遭逢 -2
なるほど、アキはスキー一級所持者とあっていわゆる“雪慣れ”“スピード慣れ”しているようである。和人が散々苦労したつま先側のターンの導入も存外スムーズに出来ているようだ。
「アキは上手いね。さすがだよ。」
和人が言うと、
「和人なんかより相当勘がいいよ。」
史也は悪気が無いことの方が多いようだが、時々和人の気持ちに障ることを言う。もともと悔しいだとか負けず嫌いだとかいったことは今まで生きてきた中でほとんど無いが、他人に軽んじられるのは人一倍どころか数十倍も嫌いな和人にとって、こういった発言は非常に気分がすぐれない。
ただ、ことスノーボードに関して言えば、史也のこういった発言に起因する怒りとも言えるパワーは、「思い切り」を発揮する点では必要なこともあった。以前「そんなことも出来ないのか」と史也に言われた時には、奮起の材料になり、ある壁を超えられたこともある。常に落下し続けるスピードスポーツにはそういった「思い切り」も必要なのだとその時に気付いたのだった。
石橋を叩きすぎて割ってしまうような性格の和人も理屈抜きのそういった「思い切り」の良さを活かせることが出来たのだった。それは無謀とも違うものであって、理性的な中での「思い切り」でないと怪我や事故につながる恐れもあると、のちに自らを客観視した時に感じたのだった。
「リフト乗ろうよー。」
満面の笑みを浮かべ、アキはもうすでにBリフト乗り場へスケーティングをはじめている。
二人乗りリフトに先行は史也とアキ、次に和人。
このBリフトはスピードも落としてくれてあり、乗り場降り場共にとても整備が行き届いていて乗り降りが格段にし易い。少ない経験の中ではあるが、今まで行ったことのあるどのスキー場よりもリフト乗降の難易度は低かった。それはノニエルのリフト全般にも言える。リフト乗降場(あとで知ったがステージと呼んでいるらしい)が少しでも荒れると、リフト係のみなさんが大きなノコギリ刃のような先端のスコップなどで均し、凹みがあれば雪を盛ってくれる。
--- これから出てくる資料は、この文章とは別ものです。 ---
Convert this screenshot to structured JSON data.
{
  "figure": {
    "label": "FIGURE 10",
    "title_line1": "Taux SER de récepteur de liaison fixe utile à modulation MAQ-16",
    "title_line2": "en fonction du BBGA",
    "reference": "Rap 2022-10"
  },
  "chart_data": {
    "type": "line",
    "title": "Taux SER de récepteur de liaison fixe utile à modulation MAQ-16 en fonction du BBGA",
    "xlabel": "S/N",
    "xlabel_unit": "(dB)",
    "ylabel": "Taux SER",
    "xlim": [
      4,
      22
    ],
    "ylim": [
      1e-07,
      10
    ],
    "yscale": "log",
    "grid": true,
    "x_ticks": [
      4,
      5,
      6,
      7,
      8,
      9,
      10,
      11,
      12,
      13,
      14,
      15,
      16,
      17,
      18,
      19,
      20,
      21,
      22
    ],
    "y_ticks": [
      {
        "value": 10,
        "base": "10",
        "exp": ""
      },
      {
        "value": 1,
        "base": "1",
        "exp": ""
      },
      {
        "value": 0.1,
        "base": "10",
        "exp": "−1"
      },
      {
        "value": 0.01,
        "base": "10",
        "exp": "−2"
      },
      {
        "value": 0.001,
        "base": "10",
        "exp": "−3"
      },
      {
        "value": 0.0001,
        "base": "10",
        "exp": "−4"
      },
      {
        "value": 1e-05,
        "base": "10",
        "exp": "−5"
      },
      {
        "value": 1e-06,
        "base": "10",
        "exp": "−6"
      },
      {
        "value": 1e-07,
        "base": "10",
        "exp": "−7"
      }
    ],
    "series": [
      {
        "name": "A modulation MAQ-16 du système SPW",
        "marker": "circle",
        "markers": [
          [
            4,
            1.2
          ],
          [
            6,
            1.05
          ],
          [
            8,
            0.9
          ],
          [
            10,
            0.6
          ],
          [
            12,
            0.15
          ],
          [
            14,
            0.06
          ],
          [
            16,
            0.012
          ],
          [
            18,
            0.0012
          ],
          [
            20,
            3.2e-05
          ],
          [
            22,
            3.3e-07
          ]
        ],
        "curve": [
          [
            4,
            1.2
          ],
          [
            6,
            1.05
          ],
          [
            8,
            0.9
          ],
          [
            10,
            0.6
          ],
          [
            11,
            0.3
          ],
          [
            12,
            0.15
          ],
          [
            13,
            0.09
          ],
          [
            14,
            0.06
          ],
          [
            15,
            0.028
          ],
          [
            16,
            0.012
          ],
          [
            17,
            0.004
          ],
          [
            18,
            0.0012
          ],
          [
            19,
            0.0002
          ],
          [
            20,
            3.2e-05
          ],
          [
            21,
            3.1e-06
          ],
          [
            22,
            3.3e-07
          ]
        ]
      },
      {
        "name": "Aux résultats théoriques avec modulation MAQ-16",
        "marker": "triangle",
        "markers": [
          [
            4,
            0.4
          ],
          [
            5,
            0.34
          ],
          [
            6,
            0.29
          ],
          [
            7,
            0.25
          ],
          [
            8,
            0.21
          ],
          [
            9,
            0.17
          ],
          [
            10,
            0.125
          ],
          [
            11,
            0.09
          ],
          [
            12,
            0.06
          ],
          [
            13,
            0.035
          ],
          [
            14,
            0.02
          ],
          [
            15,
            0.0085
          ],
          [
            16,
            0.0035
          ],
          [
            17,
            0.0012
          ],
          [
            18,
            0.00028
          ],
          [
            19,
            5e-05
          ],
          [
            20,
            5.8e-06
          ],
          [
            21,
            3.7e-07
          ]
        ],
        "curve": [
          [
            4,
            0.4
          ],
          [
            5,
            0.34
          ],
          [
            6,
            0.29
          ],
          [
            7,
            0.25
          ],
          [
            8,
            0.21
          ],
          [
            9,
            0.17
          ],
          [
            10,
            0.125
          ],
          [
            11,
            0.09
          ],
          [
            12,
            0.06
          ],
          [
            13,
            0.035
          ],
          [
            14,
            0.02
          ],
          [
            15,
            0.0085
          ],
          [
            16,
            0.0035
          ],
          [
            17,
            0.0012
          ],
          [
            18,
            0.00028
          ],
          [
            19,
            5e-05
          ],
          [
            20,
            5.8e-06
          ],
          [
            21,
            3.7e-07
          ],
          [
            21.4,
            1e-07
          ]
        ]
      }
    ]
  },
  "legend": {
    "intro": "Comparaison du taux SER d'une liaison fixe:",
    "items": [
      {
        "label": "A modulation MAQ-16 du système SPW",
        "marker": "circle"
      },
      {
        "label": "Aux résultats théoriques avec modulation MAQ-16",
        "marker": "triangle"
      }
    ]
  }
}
気温の低い日には凍ったステージに刻みをつけて、足がかりをつけやすくしてくれている。降雪量の少ないことも良い方向に作用して、降り場の斜度もかなり緩やかだ。
シーズン始めシーズン終わりに行くスキー場で、降り場の斜度がキツいことに閉口した和人は、靖之にその理由を少し困り顔で聞いたことがある。「雪の多いゲレンデだとハイシーズンにたくさん積もるから、降り場の場所を高くしておかないと埋まっちゃうんだよ。それでオフシーズンは雪が少ないから傾斜がついちゃうんだよね。」靖之の説明はシンプルかつ的確だったが、まだまだ初級者の和人には「これも修行か」と思う反面、常に降り場での恐怖心が付きまとった。
「ここ降りやすいねえ。」
思った通りアキもそれを感じているらしく明るい声が聞こえる。降り場に近づくと見知った顔のリフト係のおじさんが、
「お兄さんだいぶ上手になったねえ。」
とにこやかに声をかけてくれる。
「いやいや、そんなことないですよ。」
本気で言うが、
「毎週見てるけど、来るたびに上達してるよ。」
と言ってくれるのが本当に嬉しい。逆に言えばBリフトの降り場がそれだけ綺麗に整備されていて降り易いと言うことである。
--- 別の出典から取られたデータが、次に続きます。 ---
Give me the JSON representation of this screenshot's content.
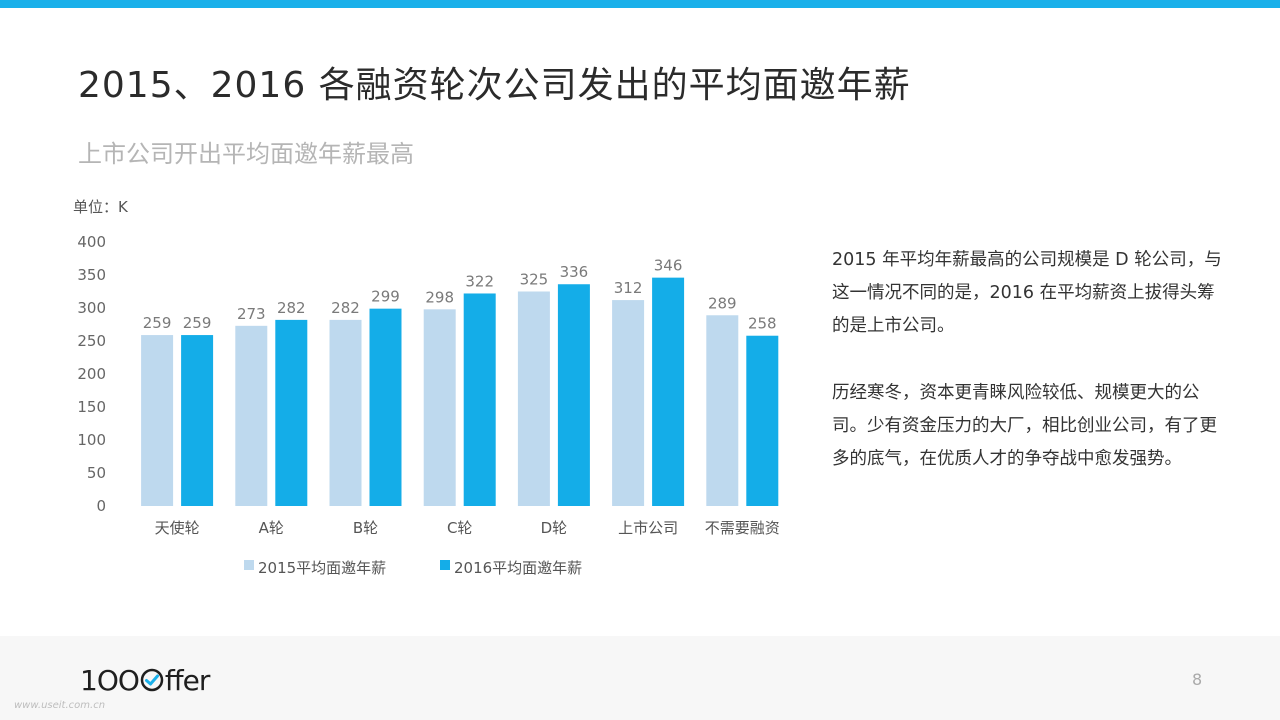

その反面スキー場をスキー場たらしめているゲレンデの整備と言う点では常に段差やうねり、人工降雪の降らせっぱなしの山など、滑り易いとは言い難い。降雪量の少なさ、雪質、人工雪などゲレンデ整備を難しくする要因も多々あるのかも知れないが、ここほど滑りづらいところは見たことがない。
以前、とあるスキー場で整備と降雪の仕事をしていたと言う靖之の師匠筋の方が滑りに来た時に、似たような疑問を仲間内で話しているのを側で聞いていたが「そんなこと言ったら軽井沢なんて99パーセント人工雪なのにあんなに綺麗に整備してあるんだな。経営陣の考えもあるだろうし、これ以上は雪質による整備のしやすさ難しさについて言わないが、経験として毎日の積み重ねがあると無いで変わるんだよ。おれの居たところはここみたいに人気無いから、閑散期は土日しか開けなかったこともあるけど、それでもお客さん来ない日でも毎日整備してたよ。実は整備しないと雪も減っちゃうしね。」少しいたずらっぽい笑顔でそんな話をしていた。